WW1 is on the curriculum both in primary and secondary schools and I am sure all teachers here will know of assemblies and events in schools to teach children about WW1. It is not a case of not teaching it.

I recall learning the War poets in English literature (O Level) in the 60s and it having an impact on me. My two great aunts lost a husband and fiancee to the war and never married/marries again. My grandfather died aged 50 as a result of war damage though some years later.

I think the issue with commemorating the war is that there are two opposing opinions who are 'warring' about the war!

Those who would like to promote a memory of 'glorious Britain' and a justified conflict and those who would prefer to promote the memory of those who died & the tragedy of war.

I agree with Grannyactivist that we should use the commemoration to teach children and young people about conflict resolution and also to promote organisations like the UN, Red Cross. Red Crescent etc. and all those organisations that work to bring peoples together after war.

We should never ignore the reasons why countries make the decision to fight because if we do how do we ever begin to learn to avoid those situations again. However sometimes the reasons countries go to war are ugly and not noble and sometimes that might apply to GB sad

goldengirl Tue 07-Jan-14 16:35:30

I would have been at primary school age when my dad's friend came round. He had a bayonet scar down the side of his face. Even at that tender age I realised what WW1 actually involved and Dad used to read me war poetry which I found incredibly moving - and still do.
I visited Fromelles about 3 years ago now where my Aussie grandad was wounded and some of the war graves in the area. Seeing those rows upon rows of headstones and standing for the ceremony at the Menin Gate I found incredibly moving. I've read a lot about WW1 - particularly about the 'ordinary' Tommy but seeing the aftermath for myself affected me deeply. The visit to Poperinghe where even teenagers were shot at dawn was very affecting.
I dread the politicians putting in their twopenn'orth. David Cameron's 'pained' face is so insincere.

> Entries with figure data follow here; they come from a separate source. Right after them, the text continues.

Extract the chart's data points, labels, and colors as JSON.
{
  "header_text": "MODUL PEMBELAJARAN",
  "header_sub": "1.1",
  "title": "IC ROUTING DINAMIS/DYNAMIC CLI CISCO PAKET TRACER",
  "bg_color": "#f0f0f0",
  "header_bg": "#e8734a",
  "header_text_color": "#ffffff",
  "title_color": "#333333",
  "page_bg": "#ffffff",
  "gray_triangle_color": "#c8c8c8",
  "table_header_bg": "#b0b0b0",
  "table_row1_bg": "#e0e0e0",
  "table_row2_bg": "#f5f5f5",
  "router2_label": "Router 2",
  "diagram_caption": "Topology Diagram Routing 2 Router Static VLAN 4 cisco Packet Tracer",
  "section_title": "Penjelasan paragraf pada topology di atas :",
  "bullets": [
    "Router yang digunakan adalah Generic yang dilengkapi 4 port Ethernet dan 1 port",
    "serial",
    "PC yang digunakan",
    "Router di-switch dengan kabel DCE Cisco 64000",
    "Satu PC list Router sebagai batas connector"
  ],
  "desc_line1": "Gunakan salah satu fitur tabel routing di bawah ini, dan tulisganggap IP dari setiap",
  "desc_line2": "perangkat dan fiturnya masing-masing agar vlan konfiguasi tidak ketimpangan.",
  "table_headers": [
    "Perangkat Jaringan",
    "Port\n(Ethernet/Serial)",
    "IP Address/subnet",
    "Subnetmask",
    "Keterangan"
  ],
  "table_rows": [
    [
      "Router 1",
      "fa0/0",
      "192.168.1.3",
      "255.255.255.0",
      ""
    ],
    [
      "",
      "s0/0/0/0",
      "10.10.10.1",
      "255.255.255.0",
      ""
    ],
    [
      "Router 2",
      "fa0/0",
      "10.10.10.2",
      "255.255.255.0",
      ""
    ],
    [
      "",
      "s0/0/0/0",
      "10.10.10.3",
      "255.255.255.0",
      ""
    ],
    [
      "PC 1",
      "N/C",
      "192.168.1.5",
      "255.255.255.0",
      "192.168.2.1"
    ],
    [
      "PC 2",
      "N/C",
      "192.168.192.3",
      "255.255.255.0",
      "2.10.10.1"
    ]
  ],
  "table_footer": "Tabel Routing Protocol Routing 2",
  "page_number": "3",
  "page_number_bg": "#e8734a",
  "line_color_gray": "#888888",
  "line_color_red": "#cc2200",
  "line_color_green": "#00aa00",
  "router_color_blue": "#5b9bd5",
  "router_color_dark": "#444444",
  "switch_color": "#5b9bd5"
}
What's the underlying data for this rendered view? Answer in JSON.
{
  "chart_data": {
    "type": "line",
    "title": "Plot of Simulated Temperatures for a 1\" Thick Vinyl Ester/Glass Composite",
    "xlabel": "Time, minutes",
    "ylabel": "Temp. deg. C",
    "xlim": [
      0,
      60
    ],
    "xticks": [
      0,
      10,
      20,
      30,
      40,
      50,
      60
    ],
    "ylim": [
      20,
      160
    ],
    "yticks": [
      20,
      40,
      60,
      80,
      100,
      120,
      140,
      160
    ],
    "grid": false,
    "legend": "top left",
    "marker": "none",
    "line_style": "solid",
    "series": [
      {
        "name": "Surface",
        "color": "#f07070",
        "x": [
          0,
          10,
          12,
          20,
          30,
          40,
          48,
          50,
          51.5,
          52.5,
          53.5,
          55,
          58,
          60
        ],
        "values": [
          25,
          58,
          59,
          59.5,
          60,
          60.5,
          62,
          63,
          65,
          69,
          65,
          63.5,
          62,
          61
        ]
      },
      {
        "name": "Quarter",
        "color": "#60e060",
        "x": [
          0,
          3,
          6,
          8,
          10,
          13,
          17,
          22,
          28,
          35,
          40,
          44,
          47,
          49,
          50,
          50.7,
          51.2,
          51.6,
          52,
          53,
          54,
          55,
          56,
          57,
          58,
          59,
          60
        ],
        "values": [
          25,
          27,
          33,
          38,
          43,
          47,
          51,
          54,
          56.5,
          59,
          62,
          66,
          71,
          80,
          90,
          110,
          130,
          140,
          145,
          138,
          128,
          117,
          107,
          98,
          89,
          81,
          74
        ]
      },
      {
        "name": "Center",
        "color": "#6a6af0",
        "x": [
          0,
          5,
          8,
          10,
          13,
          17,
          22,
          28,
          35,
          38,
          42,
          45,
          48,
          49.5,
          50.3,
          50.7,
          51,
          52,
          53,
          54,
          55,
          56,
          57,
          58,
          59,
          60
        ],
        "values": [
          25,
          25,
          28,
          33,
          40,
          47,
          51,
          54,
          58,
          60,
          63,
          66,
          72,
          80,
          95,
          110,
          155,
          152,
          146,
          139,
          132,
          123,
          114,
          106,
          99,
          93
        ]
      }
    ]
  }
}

rosesarered Tue 07-Jan-14 17:38:12

Answering the original question ; I think it should be reflective, as others have suggested. So little is known of it by the young generation [45 and below] as to be almost ridiculous.We cannot now address this suddenly and forcefeed war docu on tv.In schools, for years there has only been the second world war taught in history, in fact almost nothing else!Also, as someone has said, nothing should be taught to primary age children.
In secondary schools, the bare facts about the causes of the first war should be taught before next year [bet they won't be] and the school library can display any books of fiction or non fiction that is suitable, that is about the Great War [to end all wars, that was a bitter laugh, wasn't it?]
Since there is nobody now alive that took an active part [soldiers] in that war, perhaps families who are able to talk to children about the part that their own Grandfather played could do so? There are also recordings from old soldiers, that are very moving.